As protests demanding Jallikattu swelled on the streets of Tamil Nadu, Attorney General Mukul Rohatgi on Thursday said the state government has the power to enact a law to treat Jallikattu as a traditional sport, but cautioned that the animals should not be harmed or cruelly treated during such events.
Rohatgi, who defended in the Supreme Court the Centre’s stand allowing use of bulls in events like Jallikattu, said that as far as sports is concerned, it is within the exclusive jurisdiction of respective state governments and the Centre has no power on it.
“That is not a power with the Centre at all because the Constitution demarcates the role of the Centre and states... As far as sports are concerned, it is in the exclusive jurisdiction of the state,” he said.
“Now the state could consider making it a law treating it as a traditionl sport, but the state must keep in mind while framing such a law that there is no cruelty attached to the sport. It should not just be for sport without bothering about the plight of the animals. I mean, you have bull fights in Spain. Those are cases where bulls are killed,” the top law officer said while talking to news channel Times Now.
On January 8 last year, the Centre had issued a notification lifting the ban on Jallikattu in Tamil Nadu with certain restrictions.
The notification was challenged in the apex court by the Animal Welfare Board of India, People for Ethical Treatment of Animals (PETA) India, a Bangalore-based NGO and others.
The court has reserved its verdict on a batch of petitions challenging the notification allowing the sport.
Tamil Nadu Chief Minister O Panneerselvam, who today met Prime Minister Narendra Modi over the issue, said that state government will soon take steps to enable holding of Jallikattu with support from the Centre.
Speaking on the issue which has created a stir in Tamil Nadu, Rohatgi said people in the state rever the bull and it cannot be said that they treat them with cruelty and the law can allow the sport subject to certain stringent conditions.
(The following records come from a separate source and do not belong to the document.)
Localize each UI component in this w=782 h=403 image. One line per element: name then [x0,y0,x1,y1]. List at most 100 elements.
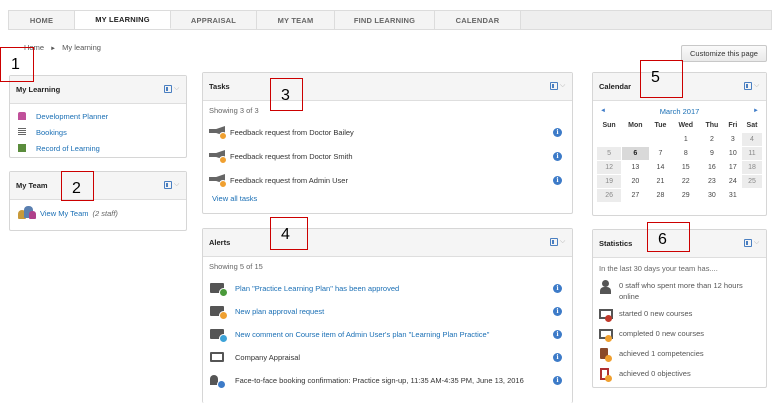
alert-label[interactable]: New comment on Course item of Admin User… [235,330,489,339]
dock-icon[interactable] [164,85,172,93]
task-label[interactable]: Feedback request from Doctor Smith [230,152,353,161]
info-icon[interactable]: i [553,151,562,161]
alert-row[interactable]: Face-to-face booking confirmation: Pract… [209,369,566,392]
customize-page-button[interactable]: Customize this page [681,45,767,62]
calendar-next-icon[interactable]: ► [753,108,759,114]
dock-icon[interactable] [550,238,558,246]
calendar-day[interactable]: 15 [672,161,699,174]
tab-home[interactable]: HOME [9,11,75,29]
block-controls: ⌵ [550,82,566,90]
calendar-day[interactable]: 28 [650,189,672,202]
calendar-day[interactable]: 14 [650,161,672,174]
calendar-day[interactable]: 16 [700,161,723,174]
list-item[interactable]: Record of Learning [18,140,178,156]
calendar-day[interactable]: 27 [622,189,648,202]
tasks-title: Tasks [209,82,230,91]
calendar-day[interactable]: 4 [742,133,762,146]
tab-my-learning[interactable]: MY LEARNING [75,11,171,29]
calendar-prev-icon[interactable]: ◄ [600,108,606,114]
chevron-down-icon[interactable]: ⌵ [174,181,180,188]
list-item[interactable]: Development Planner [18,108,178,124]
chevron-down-icon[interactable]: ⌵ [560,238,566,245]
calendar-day[interactable]: 21 [650,175,672,188]
chevron-down-icon[interactable]: ⌵ [754,239,760,246]
alerts-header: Alerts ⌵ [203,229,572,257]
list-item-label[interactable]: Bookings [36,128,67,137]
calendar-day[interactable]: 20 [622,175,648,188]
list-item-label[interactable]: Record of Learning [36,144,100,153]
view-all-tasks-link[interactable]: View all tasks [212,194,566,203]
dock-icon[interactable] [550,82,558,90]
calendar-day[interactable]: 9 [700,147,723,160]
course-started-icon [599,308,613,322]
tab-appraisal[interactable]: APPRAISAL [171,11,257,29]
calendar-day[interactable]: 19 [597,175,622,188]
block-controls: ⌵ [164,181,180,189]
dock-icon[interactable] [744,82,752,90]
task-row[interactable]: Feedback request from Doctor Smith i [209,144,566,168]
statistics-block: Statistics ⌵ In the last 30 days your te… [592,229,767,388]
calendar-day[interactable]: 11 [742,147,762,160]
calendar-day[interactable]: 3 [725,133,741,146]
calendar-day[interactable]: 22 [672,175,699,188]
info-icon[interactable]: i [553,376,562,385]
calendar-day[interactable]: 26 [597,189,622,202]
info-icon[interactable]: i [553,127,562,137]
alert-row[interactable]: New plan approval request i [209,300,566,323]
calendar-day-today[interactable]: 6 [622,147,649,160]
calendar-day[interactable]: 2 [700,133,723,146]
calendar-day[interactable]: 13 [622,161,648,174]
task-row[interactable]: Feedback request from Admin User i [209,168,566,192]
calendar-day[interactable]: 25 [742,175,762,188]
calendar-day[interactable]: 18 [742,161,762,174]
my-learning-header: My Learning ⌵ [10,76,186,104]
alert-label[interactable]: New plan approval request [235,307,324,316]
calendar-body: ◄ March 2017 ► Sun Mon Tue Wed Thu Fri S… [593,101,766,206]
info-icon[interactable]: i [553,175,562,185]
calendar-day[interactable]: 30 [700,189,723,202]
dock-icon[interactable] [164,181,172,189]
feedback-megaphone-icon [209,172,229,188]
tab-find-learning[interactable]: FIND LEARNING [335,11,435,29]
calendar-day[interactable]: 8 [672,147,699,160]
stat-label: started 0 new courses [619,309,693,318]
calendar-day[interactable]: 12 [597,161,622,174]
calendar-month[interactable]: March 2017 [660,107,700,116]
alert-row[interactable]: Plan "Practice Learning Plan" has been a… [209,277,566,300]
chevron-down-icon[interactable]: ⌵ [754,82,760,89]
calendar-day[interactable]: 1 [672,133,699,146]
calendar-day[interactable]: 17 [725,161,741,174]
info-icon[interactable]: i [553,307,562,316]
annotation-4: 4 [270,217,308,250]
alert-label[interactable]: Plan "Practice Learning Plan" has been a… [235,284,399,293]
calendar-day[interactable]: 31 [725,189,741,202]
alert-row[interactable]: Company Appraisal i [209,346,566,369]
calendar-day[interactable]: 10 [725,147,741,160]
day-header: Wed [678,122,694,129]
info-icon[interactable]: i [553,353,562,362]
chevron-down-icon[interactable]: ⌵ [560,82,566,89]
list-item-label[interactable]: Development Planner [36,112,108,121]
annotation-2: 2 [61,171,94,201]
tab-my-team[interactable]: MY TEAM [257,11,335,29]
tab-calendar[interactable]: CALENDAR [435,11,521,29]
calendar-day[interactable]: 5 [597,147,622,160]
chevron-down-icon[interactable]: ⌵ [174,85,180,92]
task-label[interactable]: Feedback request from Admin User [230,176,348,185]
calendar-nav: ◄ March 2017 ► [596,104,763,118]
dock-icon[interactable] [744,239,752,247]
view-my-team-link[interactable]: View My Team [40,209,89,218]
task-row[interactable]: Feedback request from Doctor Bailey i [209,120,566,144]
calendar-day[interactable]: 7 [650,147,672,160]
info-icon[interactable]: i [553,284,562,293]
calendar-week: 1 2 3 4 [597,133,762,146]
block-controls: ⌵ [164,85,180,93]
calendar-title: Calendar [599,82,632,91]
calendar-day[interactable]: 24 [725,175,741,188]
alert-row[interactable]: New comment on Course item of Admin User… [209,323,566,346]
calendar-day[interactable]: 29 [672,189,699,202]
info-icon[interactable]: i [553,330,562,339]
list-item[interactable]: Bookings [18,124,178,140]
calendar-day[interactable]: 23 [700,175,723,188]
task-label[interactable]: Feedback request from Doctor Bailey [230,128,354,137]
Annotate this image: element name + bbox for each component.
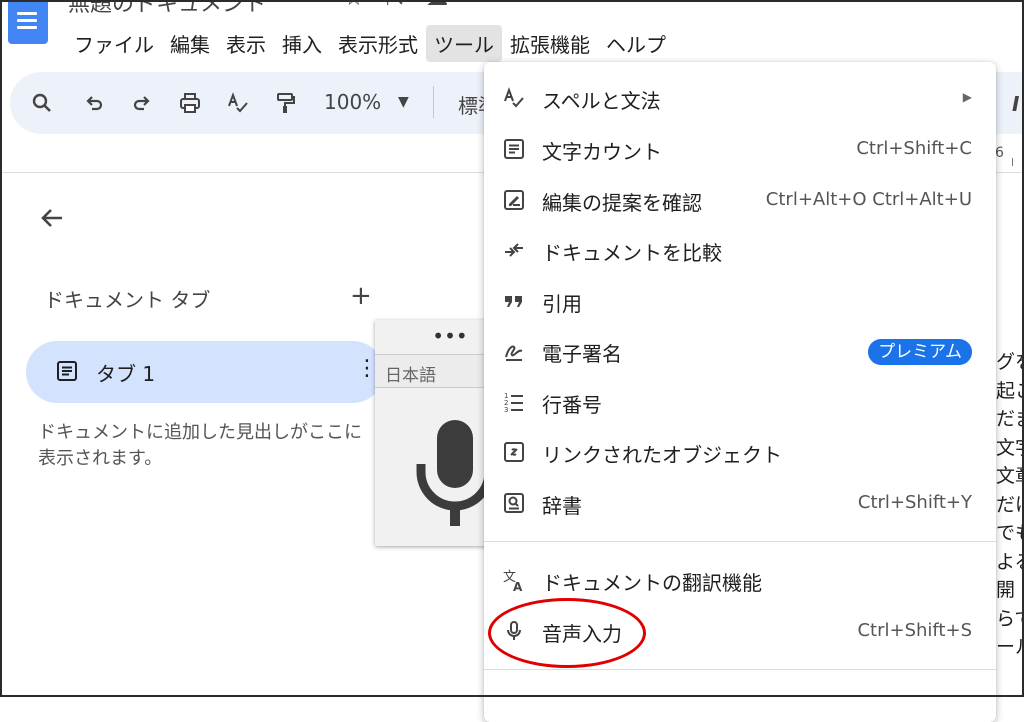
search-icon[interactable] [30, 90, 54, 116]
signature-icon [502, 339, 526, 363]
document-tabs-title: ドキュメント タブ [44, 288, 211, 312]
menu-item-citations[interactable]: 引用 [484, 277, 996, 325]
menu-item-shortcut: Ctrl+Shift+C [856, 138, 972, 159]
print-icon[interactable] [178, 90, 202, 116]
docs-logo-icon[interactable] [8, 0, 48, 44]
doc-line: 文章 [996, 465, 1024, 487]
menu-item-word-count[interactable]: 文字カウント Ctrl+Shift+C [484, 125, 996, 173]
svg-text:A: A [513, 580, 523, 592]
menu-item-dictionary[interactable]: 辞書 Ctrl+Shift+Y [484, 479, 996, 527]
menu-item-label: ドキュメントの翻訳機能 [542, 571, 762, 595]
menu-file[interactable]: ファイル [66, 25, 162, 62]
menu-item-shortcut: Ctrl+Shift+Y [857, 492, 972, 513]
zoom-select[interactable]: 100% [324, 90, 381, 114]
linked-objects-icon [502, 440, 526, 464]
paint-format-icon[interactable] [274, 90, 298, 116]
doc-line: だま [996, 408, 1024, 430]
doc-line: 文字 [996, 436, 1024, 459]
menu-bar: ファイル 編集 表示 挿入 表示形式 ツール 拡張機能 ヘルプ [66, 24, 674, 62]
voice-typing-panel: ••• 日本語 [375, 320, 495, 546]
menu-item-label: 電子署名 [542, 342, 622, 366]
redo-icon[interactable] [130, 90, 154, 116]
submenu-arrow-icon: ▶ [962, 90, 972, 104]
menu-item-label: リンクされたオブジェクト [542, 443, 782, 467]
menu-item-label: 引用 [542, 292, 582, 316]
menu-item-review-edits[interactable]: 編集の提案を確認 Ctrl+Alt+O Ctrl+Alt+U [484, 176, 996, 224]
document-body-text[interactable]: グを 起こ だま 文字 文章 だけ でも よる 開 らで ール [996, 348, 1024, 662]
back-arrow-icon[interactable] [36, 202, 68, 234]
ruler-tick [1012, 158, 1013, 166]
line-numbers-icon: 123 [502, 390, 526, 414]
menu-item-label: 辞書 [542, 494, 582, 518]
menu-format[interactable]: 表示形式 [330, 25, 426, 62]
menu-item-line-numbers[interactable]: 123 行番号 [484, 378, 996, 426]
menu-item-spelling-grammar[interactable]: スペルと文法 ▶ [484, 74, 996, 122]
annotation-highlight-circle [488, 598, 646, 668]
menu-extensions[interactable]: 拡張機能 [502, 25, 598, 62]
cloud-saved-icon[interactable]: ☁ [426, 0, 470, 11]
microphone-icon[interactable] [415, 416, 495, 526]
svg-text:3: 3 [504, 406, 508, 414]
translate-icon: 文A [502, 568, 526, 594]
menu-insert[interactable]: 挿入 [274, 25, 330, 62]
menu-item-shortcut: Ctrl+Alt+O Ctrl+Alt+U [765, 189, 972, 210]
menu-item-linked-objects[interactable]: リンクされたオブジェクト [484, 428, 996, 476]
doc-line: グを [996, 351, 1024, 373]
menu-item-label: 文字カウント [542, 140, 662, 164]
menu-item-translate-document[interactable]: 文A ドキュメントの翻訳機能 [484, 556, 996, 604]
voice-language-select[interactable]: 日本語 [375, 354, 495, 388]
undo-icon[interactable] [82, 90, 106, 116]
tab-label: タブ 1 [96, 362, 156, 386]
document-title[interactable]: 無題のドキュメント [68, 0, 266, 18]
doc-line: ール [996, 636, 1024, 658]
menu-tools[interactable]: ツール [426, 24, 502, 62]
doc-line: よる [996, 550, 1024, 573]
menu-item-label: 編集の提案を確認 [542, 191, 702, 215]
document-icon [56, 360, 78, 382]
menu-item-label: ドキュメントを比較 [542, 241, 722, 265]
menu-divider [484, 669, 996, 670]
doc-line: だけ [996, 493, 1024, 516]
menu-edit[interactable]: 編集 [162, 25, 218, 62]
toolbar-divider [433, 86, 434, 118]
voice-language-label: 日本語 [385, 366, 436, 386]
quote-icon [502, 289, 526, 313]
chevron-down-icon[interactable]: ▼ [398, 94, 409, 110]
tabs-hint-text: ドキュメントに追加した見出しがここに表示されます。 [38, 422, 362, 469]
review-edits-icon [502, 188, 526, 212]
menu-divider [484, 541, 996, 542]
menu-item-esignature[interactable]: 電子署名 プレミアム [484, 327, 996, 375]
spellcheck-toolbar-icon[interactable] [226, 90, 250, 116]
star-icon[interactable]: ☆ [344, 0, 386, 11]
spellcheck-icon [502, 86, 526, 110]
dictionary-icon [502, 491, 526, 515]
doc-line: 開 [996, 579, 1016, 601]
add-tab-button[interactable]: + [350, 283, 372, 309]
word-count-icon [502, 137, 526, 161]
menu-item-label: 行番号 [542, 393, 602, 417]
italic-icon[interactable]: I [1012, 92, 1019, 116]
doc-line: らで [996, 607, 1024, 630]
premium-badge: プレミアム [868, 339, 972, 365]
menu-help[interactable]: ヘルプ [598, 25, 674, 62]
ruler-label: 6 [995, 145, 1004, 161]
compare-icon [502, 238, 526, 262]
move-to-folder-icon[interactable]: ⇱ [386, 0, 426, 11]
menu-item-shortcut: Ctrl+Shift+S [857, 620, 972, 641]
menu-item-label: スペルと文法 [542, 89, 661, 113]
doc-line: でも [996, 522, 1024, 544]
menu-view[interactable]: 表示 [218, 25, 274, 62]
doc-line: 起こ [996, 379, 1024, 402]
menu-item-compare-documents[interactable]: ドキュメントを比較 [484, 226, 996, 274]
title-action-icons[interactable]: ☆⇱☁ [344, 0, 470, 11]
tab-item-selected[interactable] [26, 341, 384, 403]
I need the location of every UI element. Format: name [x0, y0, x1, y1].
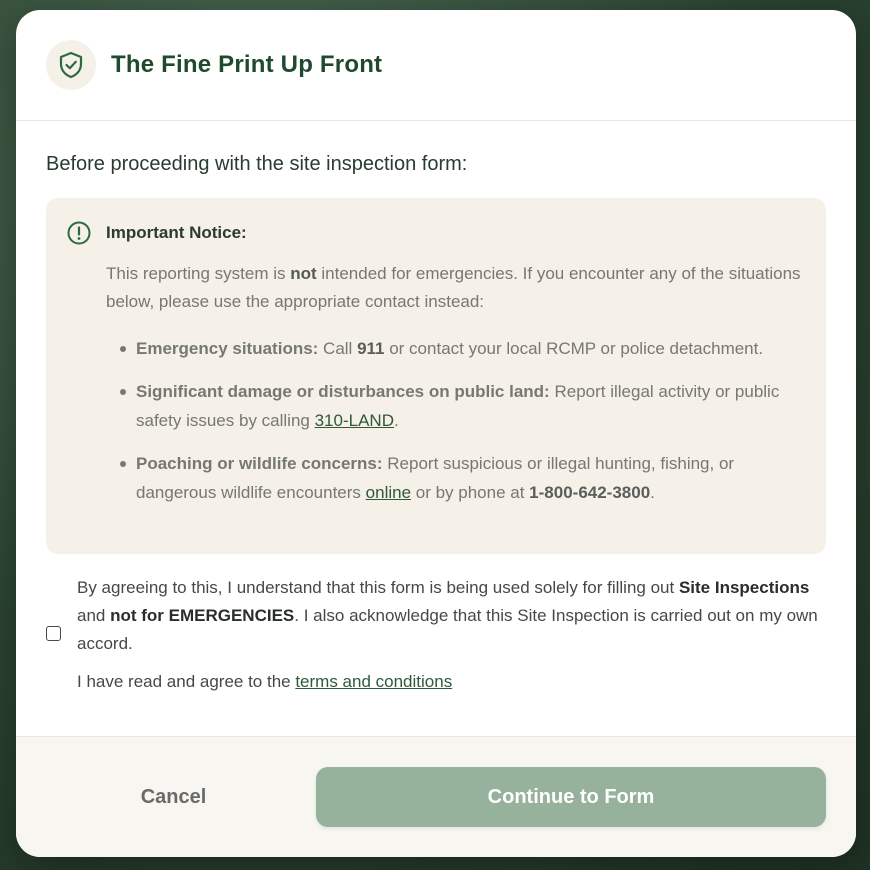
terms-prefix: I have read and agree to the: [77, 672, 296, 691]
310-land-link[interactable]: 310-LAND: [315, 411, 394, 430]
terms-link[interactable]: terms and conditions: [295, 672, 452, 691]
agreement-emphasis: Site Inspections: [678, 578, 810, 597]
item-text: .: [393, 411, 399, 430]
item-text: Call: [318, 339, 358, 358]
dialog-title: The Fine Print Up Front: [111, 51, 383, 78]
alert-circle-icon: [66, 220, 92, 246]
notice-text-emphasis: not: [290, 264, 317, 283]
terms-dialog: The Fine Print Up Front Before proceedin…: [16, 10, 856, 857]
intro-text: Before proceeding with the site inspecti…: [46, 153, 468, 175]
online-report-link[interactable]: online: [366, 483, 411, 502]
notice-text: This reporting system is not intended fo…: [106, 260, 806, 316]
dialog-body: Before proceeding with the site inspecti…: [16, 121, 856, 692]
item-text: or by phone at: [411, 483, 530, 502]
list-item: Emergency situations: Call 911 or contac…: [120, 334, 806, 363]
agreement-text: By agreeing to this, I understand that t…: [77, 574, 826, 658]
wildlife-phone: 1-800-642-3800: [529, 483, 651, 502]
agreement-part: By agreeing to this, I understand that t…: [77, 578, 679, 597]
agree-checkbox[interactable]: [46, 626, 61, 641]
item-label: Significant damage or disturbances on pu…: [136, 382, 550, 401]
continue-button[interactable]: Continue to Form: [316, 767, 826, 827]
important-notice: Important Notice: This reporting system …: [46, 198, 826, 554]
dialog-footer: Cancel Continue to Form: [16, 736, 856, 857]
item-text: or contact your local RCMP or police det…: [384, 339, 764, 358]
agreement-part: and: [77, 606, 111, 625]
terms-line: I have read and agree to the terms and c…: [77, 672, 826, 692]
notice-title: Important Notice:: [106, 223, 247, 242]
cancel-button[interactable]: Cancel: [46, 767, 301, 827]
item-text: .: [650, 483, 655, 502]
notice-header: Important Notice:: [66, 220, 806, 246]
phone-911: 911: [357, 339, 385, 358]
shield-check-icon: [46, 40, 96, 90]
item-label: Emergency situations:: [136, 339, 319, 358]
contact-list: Emergency situations: Call 911 or contac…: [120, 334, 806, 507]
list-item: Poaching or wildlife concerns: Report su…: [120, 449, 806, 507]
agreement-emphasis: not for EMERGENCIES: [110, 606, 295, 625]
item-label: Poaching or wildlife concerns:: [136, 454, 383, 473]
list-item: Significant damage or disturbances on pu…: [120, 377, 806, 435]
agreement-row: By agreeing to this, I understand that t…: [46, 574, 826, 658]
notice-text-part: This reporting system is: [106, 264, 291, 283]
dialog-header: The Fine Print Up Front: [16, 10, 856, 121]
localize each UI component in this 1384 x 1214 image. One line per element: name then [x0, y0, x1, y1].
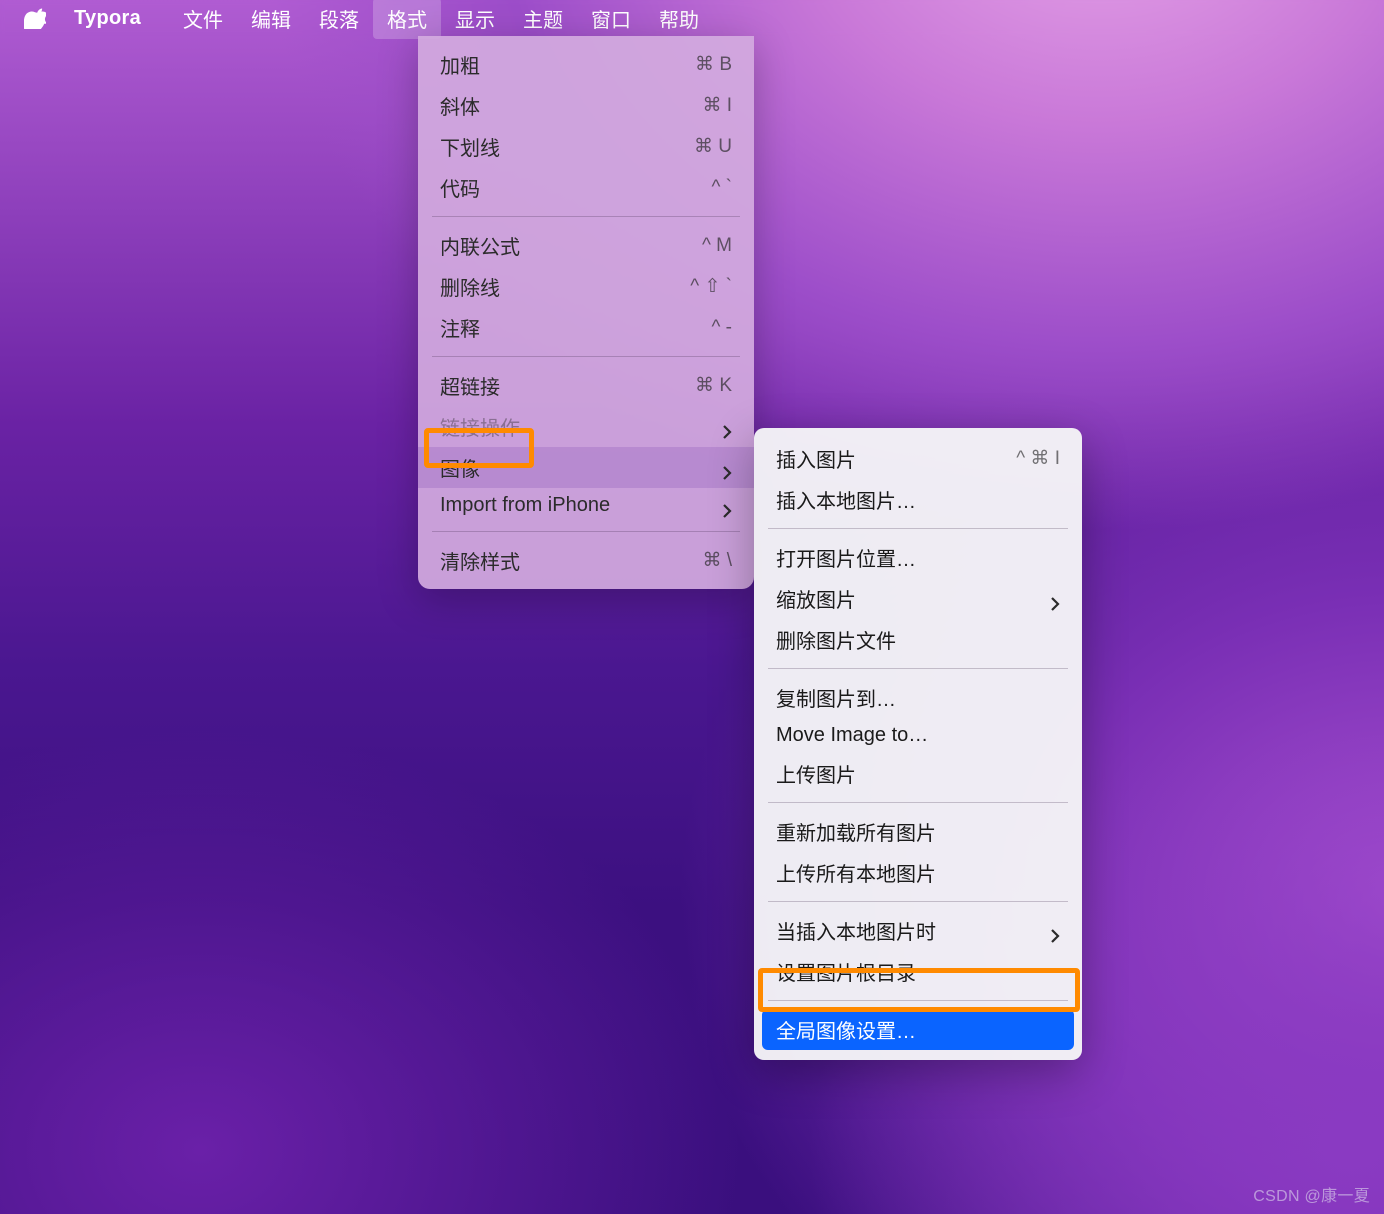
menu-separator [768, 668, 1068, 669]
menu-item-label: 打开图片位置… [776, 543, 916, 572]
chevron-right-icon [722, 463, 732, 473]
menu-item-shortcut: ^ ` [711, 177, 732, 199]
menu-item-label: 链接操作 [440, 412, 520, 441]
menu-separator [768, 528, 1068, 529]
submenu-item-upload-image[interactable]: 上传图片 [754, 753, 1082, 794]
menu-item-label: 重新加载所有图片 [776, 817, 936, 846]
menu-separator [432, 216, 740, 217]
menu-item-label: 当插入本地图片时 [776, 916, 936, 945]
menu-paragraph[interactable]: 段落 [305, 0, 373, 39]
menu-separator [432, 356, 740, 357]
menu-item-bold[interactable]: 加粗 ⌘ B [418, 44, 754, 85]
menu-item-inline-math[interactable]: 内联公式 ^ M [418, 225, 754, 266]
menu-item-shortcut: ⌘ U [694, 135, 732, 158]
menu-separator [432, 531, 740, 532]
format-dropdown: 加粗 ⌘ B 斜体 ⌘ I 下划线 ⌘ U 代码 ^ ` 内联公式 ^ M 删除… [418, 36, 754, 589]
menu-item-shortcut: ⌘ I [702, 94, 732, 117]
menubar: Typora 文件 编辑 段落 格式 显示 主题 窗口 帮助 [0, 0, 1384, 36]
desktop: Typora 文件 编辑 段落 格式 显示 主题 窗口 帮助 加粗 ⌘ B 斜体… [0, 0, 1384, 1214]
chevron-right-icon [1050, 926, 1060, 936]
menu-item-label: 上传所有本地图片 [776, 858, 936, 887]
menu-item-image[interactable]: 图像 [418, 447, 754, 488]
submenu-item-set-image-root[interactable]: 设置图片根目录 [754, 951, 1082, 992]
submenu-item-upload-all-local-images[interactable]: 上传所有本地图片 [754, 852, 1082, 893]
submenu-item-global-image-settings[interactable]: 全局图像设置… [762, 1009, 1074, 1050]
menu-item-label: 缩放图片 [776, 584, 856, 613]
menu-item-strikethrough[interactable]: 删除线 ^ ⇧ ` [418, 266, 754, 307]
menu-item-label: 下划线 [440, 132, 500, 161]
menu-item-shortcut: ^ ⇧ ` [690, 275, 732, 298]
chevron-right-icon [722, 501, 732, 511]
menu-window[interactable]: 窗口 [577, 0, 645, 39]
chevron-right-icon [1050, 594, 1060, 604]
menu-item-label: 全局图像设置… [776, 1015, 916, 1044]
menu-item-comment[interactable]: 注释 ^ - [418, 307, 754, 348]
menu-item-label: 加粗 [440, 50, 480, 79]
menu-item-label: Import from iPhone [440, 494, 610, 517]
menu-item-link-actions: 链接操作 [418, 406, 754, 447]
menu-file[interactable]: 文件 [169, 0, 237, 39]
menu-view[interactable]: 显示 [441, 0, 509, 39]
submenu-item-reload-all-images[interactable]: 重新加载所有图片 [754, 811, 1082, 852]
submenu-item-when-insert-local-image[interactable]: 当插入本地图片时 [754, 910, 1082, 951]
menu-item-shortcut: ⌘ K [695, 374, 732, 397]
image-submenu: 插入图片 ^ ⌘ I 插入本地图片… 打开图片位置… 缩放图片 删除图片文件 复… [754, 428, 1082, 1060]
menu-item-label: 删除线 [440, 272, 500, 301]
menu-item-import-iphone[interactable]: Import from iPhone [418, 488, 754, 523]
menu-item-label: 设置图片根目录 [776, 957, 916, 986]
menu-item-shortcut: ^ ⌘ I [1016, 447, 1060, 470]
submenu-item-move-image-to[interactable]: Move Image to… [754, 718, 1082, 753]
menu-item-hyperlink[interactable]: 超链接 ⌘ K [418, 365, 754, 406]
menu-item-label: 上传图片 [776, 759, 856, 788]
submenu-item-copy-image-to[interactable]: 复制图片到… [754, 677, 1082, 718]
menu-format[interactable]: 格式 [373, 0, 441, 39]
menu-item-italic[interactable]: 斜体 ⌘ I [418, 85, 754, 126]
menu-item-label: 斜体 [440, 91, 480, 120]
menu-item-label: Move Image to… [776, 724, 928, 747]
menu-item-shortcut: ⌘ B [695, 53, 732, 76]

“So the law can allow the sport subject to stringent conditions that there will not be anybody in a distance of 100 feet, nobody can throw stones or do any acts of cruelty and if the same are found to be done, then there can be punishment, so that the concerns of the Supreme Court rendered in the judgement, the concerns about cruelty, are also kept in view and a balanced position can be found by the state concerned. That I think is the correct legal position,” he said.
The apex court had earlier questioned the Centre for its January 2016 notification allowing the use of bulls in events like Jallikattu, saying that its 2014 verdict banning the use of the animals cannot be “negated”.
Regarding the Prevention of Cruelty to Animals Act, the Attorney General said it is a central law which can be amended by Parliament but if it is a sport in a local area, “let the state make the law relating to the sport minus any cruelty, with stringent punishment” for those who commit cruelty.
He said there is no legal or constitutional bar for the state not to act as soon as it wants to and they can call a special session or issue an ordinance.
The right to bring a law or issue an ordinance is the same right in Parliament for the entire country and the same right in the state assembly for the state, he said.
“Merely because somebody may have (done) some cruelty, does not mean that the sport must itself be abolished,” he said.
While discussing about the possibility of similar protests against court orders in future, Rohatgi said “these issues sometimes raise emotional aspirations, but we have to think calmly, the law of the land must prevail. You can’t have a situation where the judgement of the court is hijacked by personal emotions of a group.”